Essential Creativity

The biggest misconception people have about creativity is the idea that only some people are gifted with it.

Whether it’s about figuring out how to fit luggage into the trunk of your car or solving the world energy crisis we need creative thinking. Today the world is moving forward in every aspect — technology, business, education, healthcare — but what about creativity? Tests (such as Torrance Tests of Creative Thinking) have shown that over the decades our IQ scores have kept growing, but has shown a steady decline in creative thinking. In other words, we are smarter, yet less equipped to find novel approaches to solving problems.

Most people associate creativity with art, but in truth it’s something which extends far beyond the realm of the art room, and is an issue of concern which needs to be addressed as it can be a fundamental stepping stone to innovation and evolution.

The simplest definition of creativity would be — the use of imagination or original ideas to create something, or for the sake of clarity — the generation of many unique ideas and then combining those ideas into the best result. This in its essence is the connection between the rational study of tangible facts and phenomena; making up the sciences, with creativity on the other end of the spectrum which is more transcendent.

The cause behind the decline of creative thinkers isn’t quite clear, some blame it on excessive TV watching and education systems which focuses on STEM (science, technology, engineering, and mathematics) literacy, while others point their fingers at the fast flowing access to knowledge brought about by today’s digital world, which I agree does takes its toll on our interactions with nature. It’s something I’ve personally observed changing over time.

Laptops and tablets expose kids to a digital world so early in their life that they miss out on the opportunity to experience nature and human interactions. They’re quickly sucked into the competition and fast paced lives we have today and are so quick to lose touch with that essential creative touch which made the first humans strike a flint stone against a hard rock to start a fire or what made the Wright brothers want to build the first flying machine!

Some might argue that today’s digital world has brought about a large influx in artistic personalities than ever before — going from digital artists to internet personalities, which I agree is true. But that’s a very limited domain. What we need to see are engineers, scientists and politicians engaging in creative thinking to drive their fields forward. Innovation in each of these fields is extremely important to our quality of life, and each innovation starts with identifying problems which need to be solved. This is a fundamental aspect of every issue we can come across in life and work — and thereby is the reason creative thinking needs to be promoted more avidly throughout the world.

The first person to break the scientific stereotype was Albert Einstein, who in an interview in 1929 stated “I’m enough of an artist to draw freely on my imagination, which I think is more important than knowledge. Knowledge is limited.

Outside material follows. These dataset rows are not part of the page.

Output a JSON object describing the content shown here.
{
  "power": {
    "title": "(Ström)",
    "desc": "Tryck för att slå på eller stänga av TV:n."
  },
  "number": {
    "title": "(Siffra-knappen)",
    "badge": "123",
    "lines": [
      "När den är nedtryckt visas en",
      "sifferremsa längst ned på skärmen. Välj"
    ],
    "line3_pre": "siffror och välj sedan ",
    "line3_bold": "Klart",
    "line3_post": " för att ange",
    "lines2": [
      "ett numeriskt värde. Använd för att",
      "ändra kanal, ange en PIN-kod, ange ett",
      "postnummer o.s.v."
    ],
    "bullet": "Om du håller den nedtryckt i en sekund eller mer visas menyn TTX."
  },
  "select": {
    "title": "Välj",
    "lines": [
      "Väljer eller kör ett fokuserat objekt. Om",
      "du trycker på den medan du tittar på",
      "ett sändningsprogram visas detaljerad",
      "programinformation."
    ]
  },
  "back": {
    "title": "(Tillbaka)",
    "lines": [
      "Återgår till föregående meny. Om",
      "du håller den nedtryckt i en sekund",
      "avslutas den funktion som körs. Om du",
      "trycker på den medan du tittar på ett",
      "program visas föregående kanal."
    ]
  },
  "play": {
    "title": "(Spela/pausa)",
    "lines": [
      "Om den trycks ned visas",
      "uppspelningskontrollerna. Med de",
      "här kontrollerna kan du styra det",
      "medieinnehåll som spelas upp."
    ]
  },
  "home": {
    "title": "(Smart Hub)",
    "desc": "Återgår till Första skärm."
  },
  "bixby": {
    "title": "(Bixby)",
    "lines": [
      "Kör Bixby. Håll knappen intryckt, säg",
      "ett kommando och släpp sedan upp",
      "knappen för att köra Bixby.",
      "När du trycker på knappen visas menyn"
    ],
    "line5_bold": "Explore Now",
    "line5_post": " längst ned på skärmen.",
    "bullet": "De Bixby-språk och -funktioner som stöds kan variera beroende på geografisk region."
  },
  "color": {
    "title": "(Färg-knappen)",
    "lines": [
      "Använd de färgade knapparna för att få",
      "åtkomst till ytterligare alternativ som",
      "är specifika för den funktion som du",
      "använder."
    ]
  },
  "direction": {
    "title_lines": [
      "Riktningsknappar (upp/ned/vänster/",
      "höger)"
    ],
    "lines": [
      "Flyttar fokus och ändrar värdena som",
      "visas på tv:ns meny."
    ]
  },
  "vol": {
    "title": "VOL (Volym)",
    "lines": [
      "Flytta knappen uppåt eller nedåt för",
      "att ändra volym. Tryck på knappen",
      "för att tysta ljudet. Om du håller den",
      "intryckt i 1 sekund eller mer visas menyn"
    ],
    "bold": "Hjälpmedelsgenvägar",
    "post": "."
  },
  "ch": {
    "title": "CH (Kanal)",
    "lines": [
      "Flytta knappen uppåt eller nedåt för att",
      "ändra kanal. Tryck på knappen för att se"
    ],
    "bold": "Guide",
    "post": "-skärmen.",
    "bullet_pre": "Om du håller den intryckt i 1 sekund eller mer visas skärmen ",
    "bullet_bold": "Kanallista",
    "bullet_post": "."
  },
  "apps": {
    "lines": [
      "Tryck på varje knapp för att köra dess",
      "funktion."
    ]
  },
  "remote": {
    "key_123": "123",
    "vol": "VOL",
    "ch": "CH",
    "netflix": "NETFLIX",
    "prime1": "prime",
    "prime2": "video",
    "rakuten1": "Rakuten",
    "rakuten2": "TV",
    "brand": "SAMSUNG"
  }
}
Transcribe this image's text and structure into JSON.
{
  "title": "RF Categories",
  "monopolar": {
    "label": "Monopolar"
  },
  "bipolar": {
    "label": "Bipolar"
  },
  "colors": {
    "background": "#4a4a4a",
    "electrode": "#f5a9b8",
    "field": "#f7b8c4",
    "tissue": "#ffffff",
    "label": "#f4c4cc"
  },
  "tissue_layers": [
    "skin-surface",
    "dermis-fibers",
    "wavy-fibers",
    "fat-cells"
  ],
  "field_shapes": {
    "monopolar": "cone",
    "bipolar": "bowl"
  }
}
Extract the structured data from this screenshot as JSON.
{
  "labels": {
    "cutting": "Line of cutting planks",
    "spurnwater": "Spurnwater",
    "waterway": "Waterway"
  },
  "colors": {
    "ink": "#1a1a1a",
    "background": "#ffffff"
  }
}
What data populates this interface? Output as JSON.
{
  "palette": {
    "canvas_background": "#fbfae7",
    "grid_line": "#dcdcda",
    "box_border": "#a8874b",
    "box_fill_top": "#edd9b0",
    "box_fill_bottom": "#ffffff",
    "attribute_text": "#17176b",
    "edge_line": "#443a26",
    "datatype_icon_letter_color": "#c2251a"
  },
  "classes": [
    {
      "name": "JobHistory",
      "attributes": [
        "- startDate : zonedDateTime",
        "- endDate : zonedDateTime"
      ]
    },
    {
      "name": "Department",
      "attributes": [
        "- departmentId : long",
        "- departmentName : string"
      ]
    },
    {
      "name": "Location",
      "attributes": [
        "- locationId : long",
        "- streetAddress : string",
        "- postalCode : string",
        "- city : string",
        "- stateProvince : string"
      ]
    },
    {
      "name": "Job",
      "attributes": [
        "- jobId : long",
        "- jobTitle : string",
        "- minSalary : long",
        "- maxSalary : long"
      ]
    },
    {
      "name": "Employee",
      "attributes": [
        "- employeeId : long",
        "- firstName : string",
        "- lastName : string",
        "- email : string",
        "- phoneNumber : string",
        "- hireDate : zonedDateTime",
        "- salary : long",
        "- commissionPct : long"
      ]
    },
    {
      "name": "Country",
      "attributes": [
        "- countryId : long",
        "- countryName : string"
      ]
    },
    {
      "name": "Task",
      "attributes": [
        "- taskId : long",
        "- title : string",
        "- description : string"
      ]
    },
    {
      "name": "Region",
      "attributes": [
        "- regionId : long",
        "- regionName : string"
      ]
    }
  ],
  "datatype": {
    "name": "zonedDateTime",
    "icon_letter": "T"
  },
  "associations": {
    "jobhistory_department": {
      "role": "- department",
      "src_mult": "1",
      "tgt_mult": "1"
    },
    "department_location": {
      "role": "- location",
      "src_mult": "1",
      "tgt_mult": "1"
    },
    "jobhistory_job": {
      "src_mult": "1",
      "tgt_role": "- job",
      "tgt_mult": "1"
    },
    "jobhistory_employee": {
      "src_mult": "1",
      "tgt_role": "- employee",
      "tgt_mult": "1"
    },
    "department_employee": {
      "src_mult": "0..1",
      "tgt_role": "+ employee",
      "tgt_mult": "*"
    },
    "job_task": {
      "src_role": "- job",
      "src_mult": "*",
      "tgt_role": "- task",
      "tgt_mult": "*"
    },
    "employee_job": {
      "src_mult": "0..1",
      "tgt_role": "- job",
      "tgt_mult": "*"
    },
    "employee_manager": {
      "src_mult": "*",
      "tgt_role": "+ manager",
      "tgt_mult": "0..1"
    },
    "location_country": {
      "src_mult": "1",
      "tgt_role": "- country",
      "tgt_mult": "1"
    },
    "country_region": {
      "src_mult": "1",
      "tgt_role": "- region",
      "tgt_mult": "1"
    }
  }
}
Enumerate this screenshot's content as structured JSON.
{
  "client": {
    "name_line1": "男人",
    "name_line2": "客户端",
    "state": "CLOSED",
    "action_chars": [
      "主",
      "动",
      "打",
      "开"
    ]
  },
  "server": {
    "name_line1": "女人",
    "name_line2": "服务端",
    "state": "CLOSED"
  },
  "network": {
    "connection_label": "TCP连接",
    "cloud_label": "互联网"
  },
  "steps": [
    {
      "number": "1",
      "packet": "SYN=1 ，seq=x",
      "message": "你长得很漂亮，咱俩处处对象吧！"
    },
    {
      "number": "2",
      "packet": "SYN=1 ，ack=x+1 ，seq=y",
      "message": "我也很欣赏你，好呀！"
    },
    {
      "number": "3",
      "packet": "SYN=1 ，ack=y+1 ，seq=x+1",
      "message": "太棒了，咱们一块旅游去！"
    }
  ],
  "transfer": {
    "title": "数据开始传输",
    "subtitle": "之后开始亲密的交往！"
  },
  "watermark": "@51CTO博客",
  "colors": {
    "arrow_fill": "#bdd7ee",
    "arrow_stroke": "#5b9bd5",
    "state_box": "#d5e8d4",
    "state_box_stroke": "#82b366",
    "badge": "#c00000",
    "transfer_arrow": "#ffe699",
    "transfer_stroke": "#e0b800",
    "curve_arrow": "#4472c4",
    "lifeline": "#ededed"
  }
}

Imagination encircles the world.”. Every step of his life from his unconventional style of clothes, playing the violin, the fact that he was a romantic and somewhat of a rebel in his youth pointed towards the stereotypical characteristic of an artist more than a scientist and some researchers believe this was the main reason as to why he was able to think as he did and make ground-breaking strides in his scientific career.

A study by IBM in 2010 involving over 1500 CEOs from over 60 countries selected creativity as the most crucial factor for future success. It came on top of the list; above skills such as rigor, management discipline, integrity or even vision. Statistics aside, recent findings in the field of neuroscience are against the conventional, oversimplified idea of the left-brain-analytical, right-brain-creative theory. Creative processing if far more complex, the entire process from preparation to incubation to illumination to verification involves different brain regions across both sides. The point being creativity is not the result of some magic brain region, and it is something far more essential to us than we think.

IQ scores go up by about 10 points with each generation, and the reason behind this is the increasing access and exposure to information along the timeline. So what can we do to reverse the decline in creative thinking? Or the so called creative scores calculated by the Torrance Tests?

Creativity is innate, so it can’t really be lost. But it needs to be nurtured. When a six year old boy asked Neil DeGrasse Tyson about the meaning of life; part of his reply was “ — To learn is to become closer to nature.”, and that can only be achieved by experiencing nature first-hand. Kids should hit pans and pots with sticks to learn the different frequencies of sounds they produce and jump in puddles to see the water splash and ripple. If children are given the freedom to explore by themselves (in a safe environment) they automatically develop the instinct to explore, understand and then create — which nurtures creativity.

Changes could be made in classrooms by introducing imaginative tasks for students, the notions of right and wrong answers stunt creativity. It needs to be understood that introducing tasks which allow for imaginative answers can lead to interesting conversations and learning opportunities which promotes creative growth. A big part of being creative is looking for new ways of doing things in whichever field you’re involved in. In more advanced levels, creativity could in fact be introduced to the lives of students and adults through creative studies programs in universities.

The biggest misconception people have about creativity is the idea that only some people are gifted with it. But in truth everybody has tremendous creative capacities just waiting to escape and make its way into their work!

We’ve reached a defining era in human history. The world’s population has doubled in the past 30 years. We’re straining our natural resources. Technological and scientific advancements make massive strides every single day. Our cultural values are shifting and so is the way we think. We need every ounce of creativity and ingenuity from our current and future generations to confront these challenges of the future.